La dignità delle donne non passa attraverso l’indifferenziazione sessuale. È questo il messaggio che oltre 130 Ong provenienti da 40 Paesi del mondo hanno rivolto alle istituzioni europee e alle Nazioni Unite nei giorni scorsi. Lo hanno fatto attraverso una dichiarazione denominata “Women of the world”, promossa dalle associazioni Profesionales por la Ética, Femina Europa e Woman Attitude e sostenuta da circa 17mila firmatarie.
Il documento non consiste nella solita enumerazione di diritti da rivendicare per raggiungere la meta chimerica di un’omologazione tra i sessi né soltanto in una denuncia del ruolo marginale della donna nella società. “Women of the world”, piuttosto, è un manifesto – unico nel suo genere – in cui si dà risalto al ruolo della donna all’interno della famiglia, come mamma, casalinga ed insostituibile educatrice della prole.
La dichiarazione si snoda su cinque punti, redatti in una prima bozza dall’associazione spagnola Profesionales por la Ética in accordo con la francese Femina Europea e la belga Woman Attitude. Il lavoro ha visto la partecipazione, inoltre, dell’istituto italiano per gli Studi Superiori della Donna.

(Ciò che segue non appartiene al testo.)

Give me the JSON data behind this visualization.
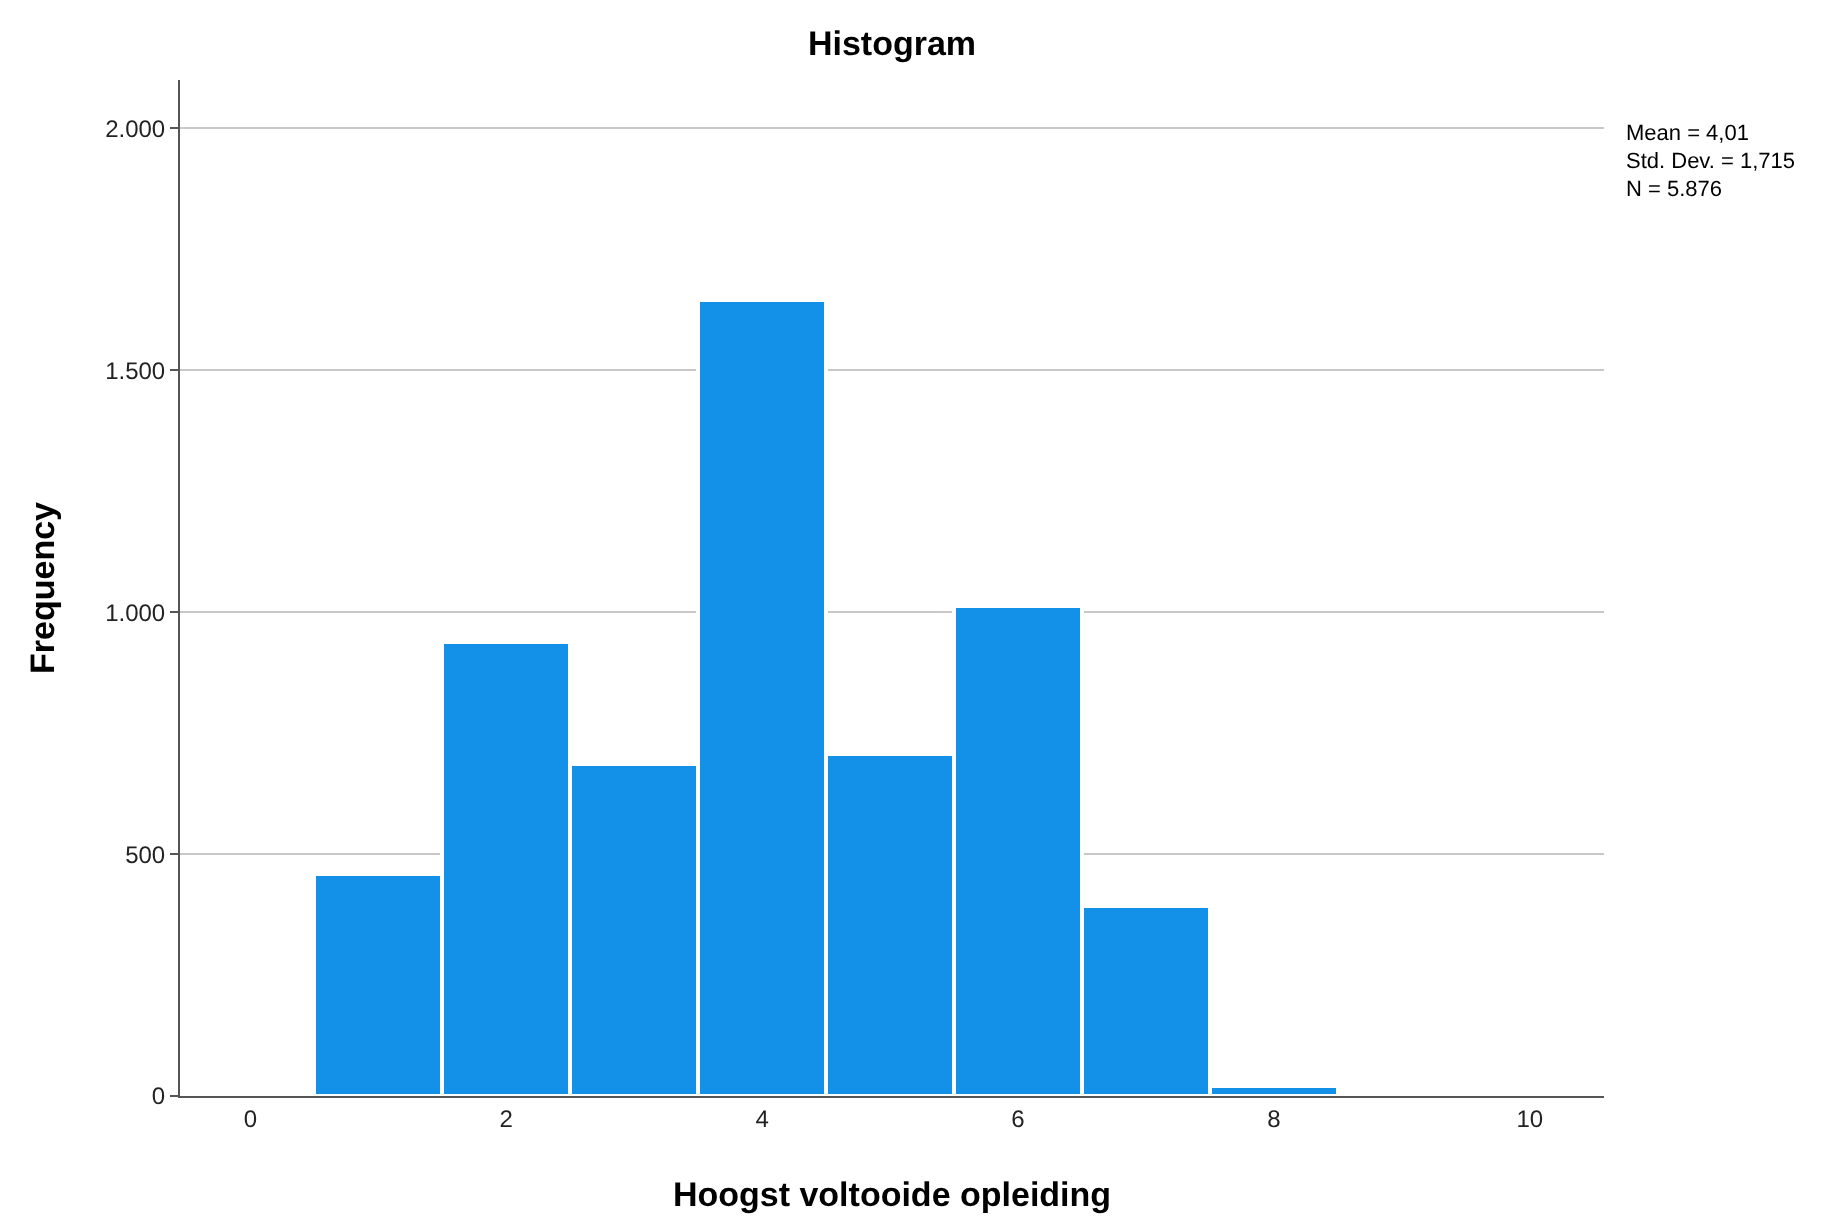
{
  "chart_data": {
    "type": "histogram",
    "title": "Histogram",
    "xlabel": "Hoogst voltooide opleiding",
    "ylabel": "Frequency",
    "bins": [
      0.5,
      1.5,
      2.5,
      3.5,
      4.5,
      5.5,
      6.5,
      7.5,
      8.5
    ],
    "values": [
      460,
      940,
      686,
      1647,
      706,
      1014,
      394,
      21
    ],
    "color": "#1390e8",
    "xlim": [
      -0.55,
      10.58
    ],
    "xticks": [
      0,
      2,
      4,
      6,
      8,
      10
    ],
    "ylim": [
      0,
      2100
    ],
    "yticks": [
      0,
      {
        "value": 500,
        "label": "500"
      },
      {
        "value": 1000,
        "label": "1.000"
      },
      {
        "value": 1500,
        "label": "1.500"
      },
      {
        "value": 2000,
        "label": "2.000"
      }
    ],
    "grid": "y",
    "legend": false,
    "annotations": [
      "Mean = 4,01",
      "Std. Dev. = 1,715",
      "N = 5.876"
    ]
  }
}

Uno dei passaggi che più entra nel cuore dei diritti calpestati delle donne di oggi è il quinto. Viene chiesta la proibizione universale di metodi di maternità surrogata, che sono “una violazione della dignità di entrambi: la madre surrogata e il bambino”. Negli altri quattro punti, si chiede espressamente di valorizzare e restituire dignità al ruolo materno della donna; si denuncia la discriminazione cui sono oggetto in Occidente le donne – specie nei luoghi di lavoro – a causa della loro maternità; si chiede di porre fine a situazioni di sfruttamento e violenza della donna; si invocano politiche “reali ed efficaci” per consentire una conciliazione tra lavoro e maternità.
La prima presentazione di “Women of the world” è avvenuta il 3 marzo a Bruxelles, presso le Istituzioni dell’Unione europea. “Sino ad oggi – ha affermato Elenor Tamayo di Profesionales por la Ética intervenendo all’incontro – l’ideologia gender e il femminismo radicale hanno tentato di monopolizzare la voce e l’opinione delle donne”. Ma, continua la Tamayo “ora tutto questo deve finire. Ѐ il nostro turno, il turno delle donne che parlano come donne”. Di qui la consegna a non accettare più “il fatto che le istituzioni internazionali sviluppino politiche che ignorano, combattono o sopprimono l’identità della donna”.
Con l’intento di “far giungere alle Istituzioni internazionali ciò che noi, donne del mondo, vogliamo davvero” – come ha chiosato la Tamayo -, la dichiarazione è approdata la scorsa settimana alle Nazioni Unite, in occasione del 59esimo comitato delle Ong sullo stato della donna. Contestualmente, il 14 marzo al Palazzo di Vetro, è stato celebrato anche il 20esimo anniversario della Dichiarazione di Pechino, nella quale si sottolineò che i diritti delle donne sono diritti umani nel significato più pieno del termine.
Tre giorni dopo, il 17 marzo, “Women of The World” è stata presentata per la seconda volta a New York, durante il simposio Donne, Famiglia e Sviluppo Sostenibile organizzato dall’Istituto di Politica Familiare e l’Osservatorio Regionale per le Donne di America Latina e Caraibi.
Nel corso della terza presentazione, avvenuta il 19 marzo in occasione del convegno Pekín+20 – cambios del milenio, Luisa Peña – rappresentante di Profesionales por la Ética e promotrice dell’iniziativa Donna, madre e professionista – ha annunciato che alla dichiarazione “Women of the world” hanno finora aderito 148 organizzazioni e 47 Paesi. Questi ultimi vanno dalla Repubblica del Congo, il Kenya e Burkina Faso al Turkmenistan, al Kirghizistan, all’Iraq e al Libano, passando per la Nuova Caledonia, Trinidad e Tobago, Haiti, Ucraina e Bosnia. Le più grandi organizzazioni che vi hanno aderito provengono dalla Spagna, dalla Croazia, dalla Francia, dall’Italia, dal Messico e dall’Argentina.
L’auspicio è che sempre più Paesi e organizzazioni recepiscano e interpretino le istanze più autentiche delle donne contenute in “Women of the world”. È in questo testo che si trova l’antidoto a sterili ideologie che “sopprimono” l’identità sessuale sull’altare di un’omologazione che svilisce sia la donna sia l’uomo e arreca danno alla società.